The self-taught guitarist and folklorist Tidiane Thiam, too, hails from Podor. No stranger to international recording industries -- his guitar work has appeared on compilations and in collaborations on Portland-based label, Sahel Sounds, for years -- he has nonetheless rarely stepped into the spotlight himself. New solo LP Siftorde changes that -- and doesn't. On the one hand, it showcases Thiam's guitar work, done in his unique style of fingerpicking: tight in terms of skill, loose in terms of texture, with roots in centuries-old string-playing techniques. On the other, even on his solo release, Thiam is not one to force his way to center stage. Instead, Siftorde positions him as just one part of the acoustic environment, the single microphone he uses to record picking up not only his music, but the life around him. A soundscape of softly chattering crickets makes for almost as prominent a sonic element of the record as his guitar. But only almost.
While the atmosphere is thick and lively, Thiam's masterful musicianship rises easily to the forefront. Deliberate though it is, there is a persistently ambient quality to his work, made up as it is of loping curves and breezy melodic runs. Thiam's guitar work has a palm-wine lilt with laid-back grooves, each track structured as organic progressions and variations of melodic phrases. Often, the pieces seem to blend into a fluid whole, never so far removed from one another as to break the mood set by the atmospheric ephemera that binds Siftorde together.
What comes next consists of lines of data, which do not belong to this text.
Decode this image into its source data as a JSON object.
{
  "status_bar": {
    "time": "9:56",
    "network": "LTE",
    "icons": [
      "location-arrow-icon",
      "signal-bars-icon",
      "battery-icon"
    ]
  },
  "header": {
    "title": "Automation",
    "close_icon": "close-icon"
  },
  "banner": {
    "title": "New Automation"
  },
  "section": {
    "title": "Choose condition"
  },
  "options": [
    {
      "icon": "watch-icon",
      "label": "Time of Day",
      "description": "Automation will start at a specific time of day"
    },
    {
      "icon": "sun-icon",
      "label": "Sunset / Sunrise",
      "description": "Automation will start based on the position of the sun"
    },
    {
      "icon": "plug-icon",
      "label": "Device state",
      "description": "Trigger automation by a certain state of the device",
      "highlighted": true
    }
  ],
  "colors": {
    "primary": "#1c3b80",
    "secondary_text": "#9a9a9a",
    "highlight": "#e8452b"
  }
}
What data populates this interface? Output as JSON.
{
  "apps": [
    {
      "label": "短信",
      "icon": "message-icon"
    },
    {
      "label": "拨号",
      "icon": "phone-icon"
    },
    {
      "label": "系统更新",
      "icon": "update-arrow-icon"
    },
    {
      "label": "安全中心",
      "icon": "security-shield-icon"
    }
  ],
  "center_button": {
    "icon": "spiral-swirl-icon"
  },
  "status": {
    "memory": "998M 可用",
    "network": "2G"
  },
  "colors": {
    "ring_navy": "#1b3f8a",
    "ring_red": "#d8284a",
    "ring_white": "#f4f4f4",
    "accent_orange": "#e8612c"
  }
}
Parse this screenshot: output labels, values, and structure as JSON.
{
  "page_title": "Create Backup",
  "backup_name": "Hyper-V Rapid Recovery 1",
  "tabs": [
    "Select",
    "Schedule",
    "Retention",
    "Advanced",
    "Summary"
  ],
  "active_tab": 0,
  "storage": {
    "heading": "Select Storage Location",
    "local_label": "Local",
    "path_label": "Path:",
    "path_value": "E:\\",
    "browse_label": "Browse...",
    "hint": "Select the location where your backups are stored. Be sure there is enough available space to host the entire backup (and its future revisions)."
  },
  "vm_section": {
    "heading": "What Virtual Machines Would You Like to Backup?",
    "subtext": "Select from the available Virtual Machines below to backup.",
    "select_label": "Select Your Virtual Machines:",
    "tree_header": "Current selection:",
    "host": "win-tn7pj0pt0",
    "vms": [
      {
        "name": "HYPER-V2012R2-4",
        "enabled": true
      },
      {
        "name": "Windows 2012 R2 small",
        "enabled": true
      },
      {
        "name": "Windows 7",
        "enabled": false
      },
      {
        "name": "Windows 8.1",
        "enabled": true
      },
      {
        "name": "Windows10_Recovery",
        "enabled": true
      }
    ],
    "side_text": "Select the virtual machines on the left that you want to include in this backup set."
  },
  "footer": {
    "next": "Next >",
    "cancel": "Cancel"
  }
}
Still, they are distinct enough to hold an audience rapt and relaxed, immersed in sounds of seemingly effortless proficiency as well as natural bliss.
Fans of contemporary West African acoustic folk will likely hear Siftorde and think of luminaries like seminal Malian bluesman Ali Farka Touré or the gentler works of Bassekou Kouyaté or Toumani Diabaté, the latter of whom is even referenced in a track title on Siftorde. But just as apt are comparisons to any number of guitarists from across the globe. Thiam's dexterity brings to mind the mellower cuts of John Fahey and Robbie Basho. The sense of intimacy that a single microphone recording session allows brings to mind the vulnerabilities common to more stripped-down indie scenes -- think José González. Perhaps most fundamental to Thiam's sound, though, is an openness that evokes pastoral visions, striking the same proverbial chord as do folk revivalists worldwide.
Universally appealing, Siftorde is still inextricable from the space and time of Thiam's recording sessions in Podor, and that is as it should be. It is Thiam's experience that gives this album its unique character, humanity connected to the broader world and channeled through music. Siftorde's strength is this sense of being content in a larger whole and in paying attention to subtle changes rather than being constantly, exhaustingly on the move. Tidiane Thiam is a master of living in the moment and setting it to music. Siftorde encapsulates that beautifully, never wasting a sound.